Instagram on Tuesday added more weapons to battle cyber bullying, using artificial intelligence to scan photos for abusive content at the Facebook-owned service.

The move comes after Facebook also increased anti-harassment measures, following a survey which said young victims of online abuse feel social media firms aren't doing enough to fight the problem.

Instagram chief Adam Mosseri said is being used to detect signs of bullying and then automatically flag content for review by staff from the image-oriented social network.

"This change will help us identify and remove significantly more bullying," Mosseri said in a blog post.

"It's a crucial next step since many people who experience or observe bullying don't report it."

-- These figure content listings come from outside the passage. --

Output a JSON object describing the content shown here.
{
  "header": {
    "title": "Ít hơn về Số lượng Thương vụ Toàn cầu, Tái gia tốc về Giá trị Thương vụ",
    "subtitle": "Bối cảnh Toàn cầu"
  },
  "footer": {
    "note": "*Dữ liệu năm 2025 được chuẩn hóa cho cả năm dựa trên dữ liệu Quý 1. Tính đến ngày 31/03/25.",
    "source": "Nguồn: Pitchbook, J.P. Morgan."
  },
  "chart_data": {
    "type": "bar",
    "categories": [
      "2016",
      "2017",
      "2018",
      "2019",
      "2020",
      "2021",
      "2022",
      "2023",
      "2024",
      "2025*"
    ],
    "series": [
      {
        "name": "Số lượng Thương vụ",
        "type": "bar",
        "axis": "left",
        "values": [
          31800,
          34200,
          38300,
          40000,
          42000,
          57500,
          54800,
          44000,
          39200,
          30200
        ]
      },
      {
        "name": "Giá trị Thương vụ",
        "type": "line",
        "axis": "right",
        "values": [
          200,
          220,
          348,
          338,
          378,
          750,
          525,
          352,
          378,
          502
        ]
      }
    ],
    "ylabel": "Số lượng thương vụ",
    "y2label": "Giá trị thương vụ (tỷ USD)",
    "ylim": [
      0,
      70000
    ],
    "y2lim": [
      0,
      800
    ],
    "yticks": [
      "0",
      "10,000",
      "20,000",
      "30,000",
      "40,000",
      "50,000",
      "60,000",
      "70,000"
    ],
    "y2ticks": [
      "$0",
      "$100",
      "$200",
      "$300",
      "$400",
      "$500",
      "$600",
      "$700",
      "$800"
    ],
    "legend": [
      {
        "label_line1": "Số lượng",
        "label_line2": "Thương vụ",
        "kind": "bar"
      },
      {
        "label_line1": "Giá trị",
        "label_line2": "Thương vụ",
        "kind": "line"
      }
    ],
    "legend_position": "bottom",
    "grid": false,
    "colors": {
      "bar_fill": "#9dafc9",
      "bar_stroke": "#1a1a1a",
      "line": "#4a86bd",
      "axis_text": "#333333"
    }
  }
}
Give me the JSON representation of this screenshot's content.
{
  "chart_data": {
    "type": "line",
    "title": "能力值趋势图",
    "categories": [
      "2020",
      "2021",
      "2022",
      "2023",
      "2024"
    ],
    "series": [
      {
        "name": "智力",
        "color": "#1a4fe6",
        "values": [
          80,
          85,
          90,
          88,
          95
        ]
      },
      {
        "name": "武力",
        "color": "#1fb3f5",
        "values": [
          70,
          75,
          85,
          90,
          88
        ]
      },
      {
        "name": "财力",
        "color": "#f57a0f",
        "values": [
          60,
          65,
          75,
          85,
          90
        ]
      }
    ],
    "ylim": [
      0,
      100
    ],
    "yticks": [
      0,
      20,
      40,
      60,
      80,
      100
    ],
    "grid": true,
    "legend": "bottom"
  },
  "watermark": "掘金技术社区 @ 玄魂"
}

Rolling the technology out across the entire social network is expected to take a few weeks.

In another move, a filter that enables Instagram users to detect and hide bullying remarks from Instagram feeds or profiles was extended to comments on live videos, according to Mosseri.

In the spirit of inspiring people to be nice to one another, Instagram also added a camera effect which can be used to adorn images with hearts or the word "kindness" in a variety of languages.

"Online bullying is complex, and we know we have more work to do to further limit bullying and spread kindness on Instagram," Mosseri said.

Last week Facebook said its users will be able to hide or delete groups of comments, including responses, instead of having to remove them one at a time.

The network also began letting people report bullying or harassment on behalf of friends reluctant to complain to the social themselves.

A majority of US teenagers say they have been victims of online harassment or bullying, most commonly name-calling, a Pew Research Center survey found in September.

It said that 59 percent of US teens reported online abuse, and 63 percent said it was a major problem for people their age.

The survey found that most young harassment victims feel that teachers, social media firms and politicians are doing a poor or fair job in addressing the problem of cyber bullying—an issue which has drawn the attention of US First Lady Melania Trump and Britain's Prince William.